Two hormones that produce common effects may differ not only in their range of actions, but also in their time constants (Fig. 9). One may have a more rapid onset and short duration of action; another may have a longer duration of action, but a slower onset. For example, epinephrine increases blood concentrations of free fatty acids within seconds or minutes, and this effect dissipates as rapidly when epinephrine secretion is stopped. Growth hormone similarly increases blood concentrations of free fatty acids, but its effects are seen only after a lag period of 2 to 3 hrs and persist for many hours. A hormone like epinephrine may, therefore, be used to meet short-term needs, and another, like growth hormone, may answer sustained needs.

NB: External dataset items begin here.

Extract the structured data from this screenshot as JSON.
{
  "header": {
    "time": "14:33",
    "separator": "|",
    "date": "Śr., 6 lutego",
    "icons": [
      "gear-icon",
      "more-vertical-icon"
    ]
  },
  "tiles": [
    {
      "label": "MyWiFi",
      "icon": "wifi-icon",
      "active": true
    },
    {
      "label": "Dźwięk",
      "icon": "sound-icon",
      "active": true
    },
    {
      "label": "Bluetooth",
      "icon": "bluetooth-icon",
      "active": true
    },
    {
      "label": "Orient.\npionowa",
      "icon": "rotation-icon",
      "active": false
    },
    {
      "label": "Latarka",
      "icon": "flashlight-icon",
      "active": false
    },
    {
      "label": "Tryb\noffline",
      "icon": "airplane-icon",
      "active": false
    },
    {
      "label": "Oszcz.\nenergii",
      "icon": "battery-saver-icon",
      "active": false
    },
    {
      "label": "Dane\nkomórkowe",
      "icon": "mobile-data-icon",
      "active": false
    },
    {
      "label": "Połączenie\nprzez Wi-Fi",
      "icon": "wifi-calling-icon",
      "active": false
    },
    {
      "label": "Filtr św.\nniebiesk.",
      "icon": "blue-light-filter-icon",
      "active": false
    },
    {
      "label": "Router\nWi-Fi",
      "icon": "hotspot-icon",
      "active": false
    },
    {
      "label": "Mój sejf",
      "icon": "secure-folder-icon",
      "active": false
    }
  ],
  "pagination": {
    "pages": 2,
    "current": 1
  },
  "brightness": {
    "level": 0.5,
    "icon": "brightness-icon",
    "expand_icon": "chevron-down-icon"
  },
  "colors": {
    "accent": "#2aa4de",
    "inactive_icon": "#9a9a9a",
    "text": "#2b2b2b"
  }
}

One of the implications of redundancy for the understanding both of normal physiology and endocrine disease is that partial, or perhaps even complete, failure of one mechanism can be compensated by increased reliance on another mechanism. Thus, functional deficiencies may only be evident in subtle ways and may not show up readily as overt disease. Some deficiencies may only become apparent after appropriate provocation or perturbation of the system. Conversely, strategies for therapeutic interventions designed to increase or decrease the rate of a process must take into account the redundant inputs that regulate that process. Merely accelerating or blocking one regulatory input may not produce the desired effect since independent adjustments in redundant pathways may completely compensate for the intervention.

4- Push-Pull Mechanisms

Many critical processes are under dual control by agents that act antagonistically either to stimulate or to inhibit. Such dual control allows for more precise regulation through negative feedback. The example cited above was hepatic production of glucose, which is increased by glucagon and inhibited by insulin. In emergency situations or during exercise, epinephrine and norepinephrine released from the adrenal medulla and sympathetic nerve endings override both negative feedback systems by inhibiting insulin secretion and stimulating glucagon secretion (Fig. 10). The effect of adding a stimulatory influence and simultaneously removing an inhibitory influence is a rapid and large response, more rapid and larger than could be achieved either by simply affecting either hormone alone or by the direct glycogenolytic effect of epinephrine or norepinephrine.

Another type of push-pull mechanism can be seen at the molecular level. Net synthesis of glycogen from glucose depends upon the activity of two enzymes: glycogen synthase, which catalyzes the formation of glycogen from glucose, and glycogen phosphorylase, which catalyzes glycogen breakdown (Fig. 11). The net reaction rate is determined by the balance of the activity of the two enzymes. The activity of both enzymes is subject to regulation by phosphorylation, but in opposite directions: addition of a phosphate group activates phosphorylase, but inactivates synthase. In this case, a single agent, cAMP, which activates protein kinase A, increases the activity of phosphorylase and simultaneously inhibits synthase.